As the title states, how do wooden bridges hold the weight of trains?
I’m specifically speaking of steam locomotives in the late 1800s.

I know there is some sort of engineering involved, and I know there’s a lot of wooden beams and some sort of science behind the angles and supports but I just don’t get it and I would like to understand.

Thank you!

In: Engineering

7 Answers

Anonymous 0 Comments

Wood is surprisingly strong. It can keep huge trees with big wind-catching leaf canopies upright even in a hurricane. Immagine how heavy an entire tree is too. The base of the tree has to support that weight and the some to not crush under the weight.

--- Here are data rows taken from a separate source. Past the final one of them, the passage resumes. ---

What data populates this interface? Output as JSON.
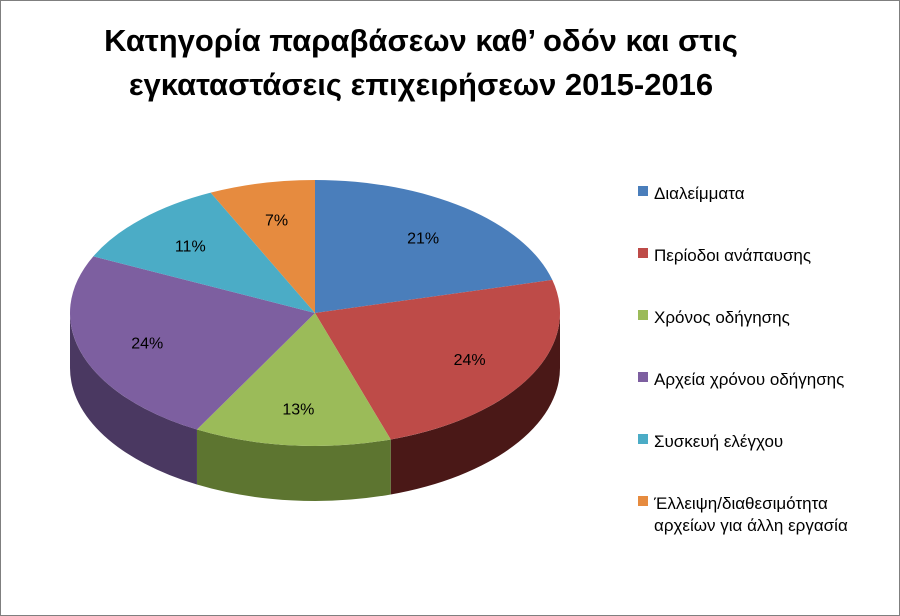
{
  "chart_data": {
    "type": "pie",
    "title": "Κατηγορία παραβάσεων καθ’ οδόν και στις εγκαταστάσεις επιχειρήσεων 2015-2016",
    "title_lines": [
      "Κατηγορία παραβάσεων καθ’ οδόν και στις",
      "εγκαταστάσεις επιχειρήσεων 2015-2016"
    ],
    "style": "3d",
    "legend_position": "right",
    "slices": [
      {
        "label": "Διαλείμματα",
        "value": 21,
        "display": "21%",
        "color": "#4a7ebb",
        "side_color": "#2c4d74"
      },
      {
        "label": "Περίοδοι ανάπαυσης",
        "value": 24,
        "display": "24%",
        "color": "#be4b48",
        "side_color": "#4a1817"
      },
      {
        "label": "Χρόνος οδήγησης",
        "value": 13,
        "display": "13%",
        "color": "#9bbb59",
        "side_color": "#5d7530"
      },
      {
        "label": "Αρχεία χρόνου οδήγησης",
        "value": 24,
        "display": "24%",
        "color": "#7d5fa0",
        "side_color": "#4a3861"
      },
      {
        "label": "Συσκευή ελέγχου",
        "value": 11,
        "display": "11%",
        "color": "#4bacc6",
        "side_color": "#2b6d80"
      },
      {
        "label": "Έλλειψη/διαθεσιμότητα αρχείων για άλλη εργασία",
        "label_lines": [
          "Έλλειψη/διαθεσιμότητα",
          "αρχείων για άλλη εργασία"
        ],
        "value": 7,
        "display": "7%",
        "color": "#e68b3f",
        "side_color": "#9a5820"
      }
    ]
  }
}
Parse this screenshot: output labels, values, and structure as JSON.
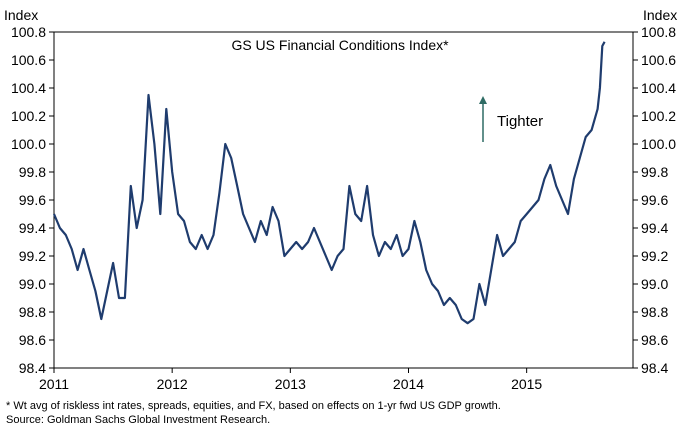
{
  "chart_data": {
    "type": "line",
    "title": "GS US Financial Conditions Index*",
    "y_unit_left": "Index",
    "y_unit_right": "Index",
    "ylim": [
      98.4,
      100.8
    ],
    "yticks": [
      "100.8",
      "100.6",
      "100.4",
      "100.2",
      "100.0",
      "99.8",
      "99.6",
      "99.4",
      "99.2",
      "99.0",
      "98.8",
      "98.6",
      "98.4"
    ],
    "xlim": [
      2011.0,
      2015.9
    ],
    "xticks": [
      "2011",
      "2012",
      "2013",
      "2014",
      "2015"
    ],
    "grid": false,
    "annotation": "Tighter",
    "series_color": "#1f3c6e",
    "arrow_color": "#2e6b64",
    "series": [
      {
        "points": [
          [
            2011.0,
            99.5
          ],
          [
            2011.05,
            99.4
          ],
          [
            2011.1,
            99.35
          ],
          [
            2011.15,
            99.25
          ],
          [
            2011.2,
            99.1
          ],
          [
            2011.25,
            99.25
          ],
          [
            2011.3,
            99.1
          ],
          [
            2011.35,
            98.95
          ],
          [
            2011.4,
            98.75
          ],
          [
            2011.45,
            98.95
          ],
          [
            2011.5,
            99.15
          ],
          [
            2011.55,
            98.9
          ],
          [
            2011.6,
            98.9
          ],
          [
            2011.65,
            99.7
          ],
          [
            2011.7,
            99.4
          ],
          [
            2011.75,
            99.6
          ],
          [
            2011.8,
            100.35
          ],
          [
            2011.85,
            100.0
          ],
          [
            2011.9,
            99.5
          ],
          [
            2011.95,
            100.25
          ],
          [
            2012.0,
            99.8
          ],
          [
            2012.05,
            99.5
          ],
          [
            2012.1,
            99.45
          ],
          [
            2012.15,
            99.3
          ],
          [
            2012.2,
            99.25
          ],
          [
            2012.25,
            99.35
          ],
          [
            2012.3,
            99.25
          ],
          [
            2012.35,
            99.35
          ],
          [
            2012.4,
            99.65
          ],
          [
            2012.45,
            100.0
          ],
          [
            2012.5,
            99.9
          ],
          [
            2012.55,
            99.7
          ],
          [
            2012.6,
            99.5
          ],
          [
            2012.65,
            99.4
          ],
          [
            2012.7,
            99.3
          ],
          [
            2012.75,
            99.45
          ],
          [
            2012.8,
            99.35
          ],
          [
            2012.85,
            99.55
          ],
          [
            2012.9,
            99.45
          ],
          [
            2012.95,
            99.2
          ],
          [
            2013.0,
            99.25
          ],
          [
            2013.05,
            99.3
          ],
          [
            2013.1,
            99.25
          ],
          [
            2013.15,
            99.3
          ],
          [
            2013.2,
            99.4
          ],
          [
            2013.25,
            99.3
          ],
          [
            2013.3,
            99.2
          ],
          [
            2013.35,
            99.1
          ],
          [
            2013.4,
            99.2
          ],
          [
            2013.45,
            99.25
          ],
          [
            2013.5,
            99.7
          ],
          [
            2013.55,
            99.5
          ],
          [
            2013.6,
            99.45
          ],
          [
            2013.65,
            99.7
          ],
          [
            2013.7,
            99.35
          ],
          [
            2013.75,
            99.2
          ],
          [
            2013.8,
            99.3
          ],
          [
            2013.85,
            99.25
          ],
          [
            2013.9,
            99.35
          ],
          [
            2013.95,
            99.2
          ],
          [
            2014.0,
            99.25
          ],
          [
            2014.05,
            99.45
          ],
          [
            2014.1,
            99.3
          ],
          [
            2014.15,
            99.1
          ],
          [
            2014.2,
            99.0
          ],
          [
            2014.25,
            98.95
          ],
          [
            2014.3,
            98.85
          ],
          [
            2014.35,
            98.9
          ],
          [
            2014.4,
            98.85
          ],
          [
            2014.45,
            98.75
          ],
          [
            2014.5,
            98.72
          ],
          [
            2014.55,
            98.75
          ],
          [
            2014.6,
            99.0
          ],
          [
            2014.65,
            98.85
          ],
          [
            2014.7,
            99.1
          ],
          [
            2014.75,
            99.35
          ],
          [
            2014.8,
            99.2
          ],
          [
            2014.85,
            99.25
          ],
          [
            2014.9,
            99.3
          ],
          [
            2014.95,
            99.45
          ],
          [
            2015.0,
            99.5
          ],
          [
            2015.05,
            99.55
          ],
          [
            2015.1,
            99.6
          ],
          [
            2015.15,
            99.75
          ],
          [
            2015.2,
            99.85
          ],
          [
            2015.25,
            99.7
          ],
          [
            2015.3,
            99.6
          ],
          [
            2015.35,
            99.5
          ],
          [
            2015.4,
            99.75
          ],
          [
            2015.45,
            99.9
          ],
          [
            2015.5,
            100.05
          ],
          [
            2015.55,
            100.1
          ],
          [
            2015.6,
            100.25
          ],
          [
            2015.62,
            100.4
          ],
          [
            2015.64,
            100.7
          ],
          [
            2015.66,
            100.73
          ]
        ]
      }
    ]
  },
  "footnotes": [
    "* Wt avg of riskless int rates, spreads, equities, and FX, based on effects on 1-yr fwd US GDP growth.",
    "Source: Goldman Sachs Global Investment Research."
  ]
}
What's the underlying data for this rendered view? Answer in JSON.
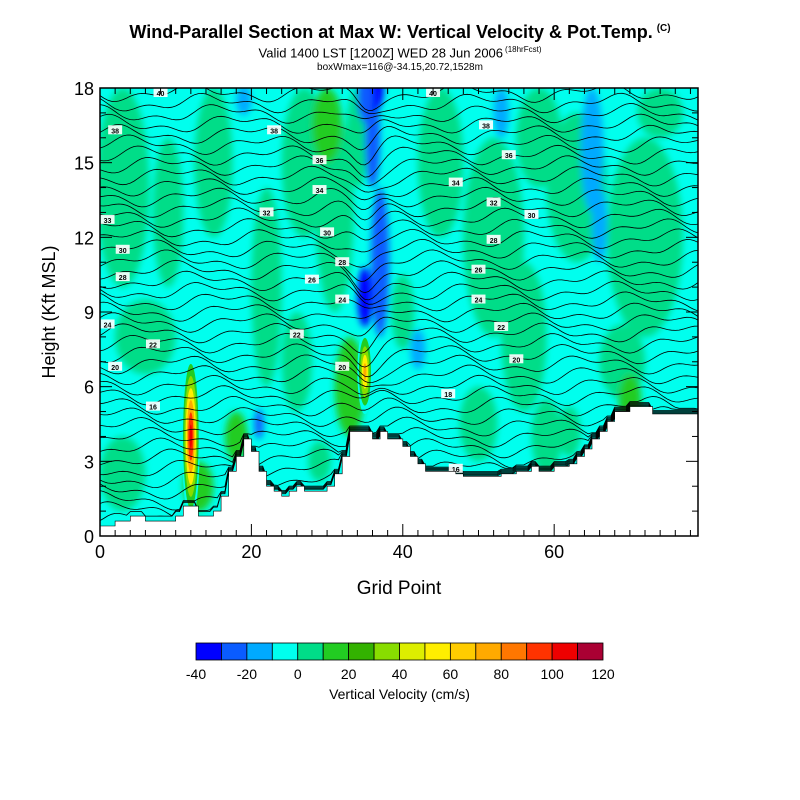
{
  "title": {
    "main": "Wind-Parallel Section at Max W: Vertical Velocity & Pot.Temp.",
    "main_units": "(C)",
    "valid": "Valid 1400 LST [1200Z] WED 28 Jun 2006",
    "valid_note": "(18hrFcst)",
    "box": "boxWmax=116@-34.15,20.72,1528m"
  },
  "chart_data": {
    "type": "heatmap",
    "title": "Wind-Parallel Section at Max W: Vertical Velocity & Pot.Temp.",
    "xlabel": "Grid Point",
    "ylabel": "Height (Kft MSL)",
    "xlim": [
      0,
      79
    ],
    "ylim": [
      0,
      18
    ],
    "x_ticks": [
      0,
      20,
      40,
      60
    ],
    "y_ticks": [
      0,
      3,
      6,
      9,
      12,
      15,
      18
    ],
    "colorbar": {
      "label": "Vertical Velocity (cm/s)",
      "tick_labels": [
        "-40",
        "-20",
        "0",
        "20",
        "40",
        "60",
        "80",
        "100",
        "120"
      ],
      "colors": [
        "#0000ff",
        "#0a5cff",
        "#00aaff",
        "#00ffee",
        "#00dd88",
        "#22cc22",
        "#33b200",
        "#88dd00",
        "#ddee00",
        "#ffee00",
        "#ffcc00",
        "#ffaa00",
        "#ff7700",
        "#ff3300",
        "#ee0000",
        "#aa0033"
      ]
    },
    "terrain": [
      [
        0,
        0.4
      ],
      [
        2,
        0.4
      ],
      [
        2,
        0.6
      ],
      [
        4,
        0.6
      ],
      [
        4,
        0.8
      ],
      [
        6,
        0.8
      ],
      [
        6,
        0.6
      ],
      [
        8,
        0.6
      ],
      [
        10,
        0.6
      ],
      [
        10,
        0.8
      ],
      [
        11,
        0.8
      ],
      [
        11,
        1.2
      ],
      [
        12,
        1.2
      ],
      [
        13,
        1.2
      ],
      [
        13,
        0.8
      ],
      [
        15,
        0.8
      ],
      [
        15,
        1.0
      ],
      [
        16,
        1.0
      ],
      [
        16,
        1.6
      ],
      [
        17,
        1.6
      ],
      [
        17,
        2.6
      ],
      [
        18,
        2.6
      ],
      [
        18,
        3.2
      ],
      [
        19,
        3.2
      ],
      [
        19,
        3.9
      ],
      [
        20,
        3.9
      ],
      [
        20,
        3.4
      ],
      [
        21,
        3.4
      ],
      [
        21,
        2.6
      ],
      [
        22,
        2.6
      ],
      [
        22,
        2.0
      ],
      [
        23,
        2.0
      ],
      [
        23,
        1.8
      ],
      [
        24,
        1.8
      ],
      [
        24,
        1.6
      ],
      [
        25,
        1.6
      ],
      [
        25,
        1.8
      ],
      [
        26,
        1.8
      ],
      [
        26,
        2.0
      ],
      [
        27,
        2.0
      ],
      [
        27,
        1.8
      ],
      [
        30,
        1.8
      ],
      [
        30,
        2.0
      ],
      [
        31,
        2.0
      ],
      [
        31,
        2.5
      ],
      [
        32,
        2.5
      ],
      [
        32,
        3.2
      ],
      [
        33,
        3.2
      ],
      [
        33,
        4.2
      ],
      [
        36,
        4.2
      ],
      [
        36,
        3.9
      ],
      [
        37,
        3.9
      ],
      [
        37,
        4.2
      ],
      [
        38,
        4.2
      ],
      [
        38,
        3.9
      ],
      [
        40,
        3.9
      ],
      [
        40,
        3.6
      ],
      [
        41,
        3.6
      ],
      [
        41,
        3.2
      ],
      [
        42,
        3.2
      ],
      [
        42,
        2.9
      ],
      [
        43,
        2.9
      ],
      [
        43,
        2.6
      ],
      [
        47,
        2.6
      ],
      [
        47,
        2.5
      ],
      [
        48,
        2.5
      ],
      [
        48,
        2.4
      ],
      [
        53,
        2.4
      ],
      [
        53,
        2.5
      ],
      [
        55,
        2.5
      ],
      [
        55,
        2.6
      ],
      [
        57,
        2.6
      ],
      [
        57,
        2.8
      ],
      [
        58,
        2.8
      ],
      [
        58,
        2.6
      ],
      [
        60,
        2.6
      ],
      [
        60,
        2.8
      ],
      [
        62,
        2.8
      ],
      [
        62,
        2.9
      ],
      [
        63,
        2.9
      ],
      [
        63,
        3.2
      ],
      [
        64,
        3.2
      ],
      [
        64,
        3.5
      ],
      [
        65,
        3.5
      ],
      [
        65,
        3.9
      ],
      [
        66,
        3.9
      ],
      [
        66,
        4.2
      ],
      [
        67,
        4.2
      ],
      [
        67,
        4.6
      ],
      [
        68,
        4.6
      ],
      [
        68,
        5.0
      ],
      [
        70,
        5.0
      ],
      [
        70,
        5.2
      ],
      [
        73,
        5.2
      ],
      [
        73,
        4.9
      ],
      [
        79,
        4.9
      ]
    ],
    "wmax_value": 116,
    "theta_contour_labels": [
      {
        "x": 8,
        "y": 17.8,
        "text": "40"
      },
      {
        "x": 44,
        "y": 17.8,
        "text": "40"
      },
      {
        "x": 2,
        "y": 16.3,
        "text": "38"
      },
      {
        "x": 23,
        "y": 16.3,
        "text": "38"
      },
      {
        "x": 51,
        "y": 16.5,
        "text": "38"
      },
      {
        "x": 54,
        "y": 15.3,
        "text": "36"
      },
      {
        "x": 29,
        "y": 15.1,
        "text": "36"
      },
      {
        "x": 47,
        "y": 14.2,
        "text": "34"
      },
      {
        "x": 29,
        "y": 13.9,
        "text": "34"
      },
      {
        "x": 1,
        "y": 12.7,
        "text": "33"
      },
      {
        "x": 22,
        "y": 13.0,
        "text": "32"
      },
      {
        "x": 52,
        "y": 13.4,
        "text": "32"
      },
      {
        "x": 57,
        "y": 12.9,
        "text": "30"
      },
      {
        "x": 30,
        "y": 12.2,
        "text": "30"
      },
      {
        "x": 3,
        "y": 11.5,
        "text": "30"
      },
      {
        "x": 52,
        "y": 11.9,
        "text": "28"
      },
      {
        "x": 32,
        "y": 11.0,
        "text": "28"
      },
      {
        "x": 50,
        "y": 10.7,
        "text": "26"
      },
      {
        "x": 28,
        "y": 10.3,
        "text": "26"
      },
      {
        "x": 3,
        "y": 10.4,
        "text": "28"
      },
      {
        "x": 50,
        "y": 9.5,
        "text": "24"
      },
      {
        "x": 32,
        "y": 9.5,
        "text": "24"
      },
      {
        "x": 1,
        "y": 8.5,
        "text": "24"
      },
      {
        "x": 53,
        "y": 8.4,
        "text": "22"
      },
      {
        "x": 26,
        "y": 8.1,
        "text": "22"
      },
      {
        "x": 7,
        "y": 7.7,
        "text": "22"
      },
      {
        "x": 55,
        "y": 7.1,
        "text": "20"
      },
      {
        "x": 32,
        "y": 6.8,
        "text": "20"
      },
      {
        "x": 2,
        "y": 6.8,
        "text": "20"
      },
      {
        "x": 46,
        "y": 5.7,
        "text": "18"
      },
      {
        "x": 7,
        "y": 5.2,
        "text": "16"
      },
      {
        "x": 47,
        "y": 2.7,
        "text": "16"
      }
    ]
  }
}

The strength of 3 or 4 trees could probably support the weight of a train too. So engineers (the calculator kind, not the choochoo kind) make sure that through all the positions of the train on the bridge, there are always atleast 3 or 4 (or however many they think are necessary) trees taking the weight of the train all the way to the ground.

And actually, its not just trains that are trying to flatten a train bridge! That same hurricane could blow it over sideways, and might be stronger than the train can push down! And earthquakes make forces that get bigger the more material you use, and the stiffer the structure is. So there are lots of ways the wood needs to be positioned to keep it up.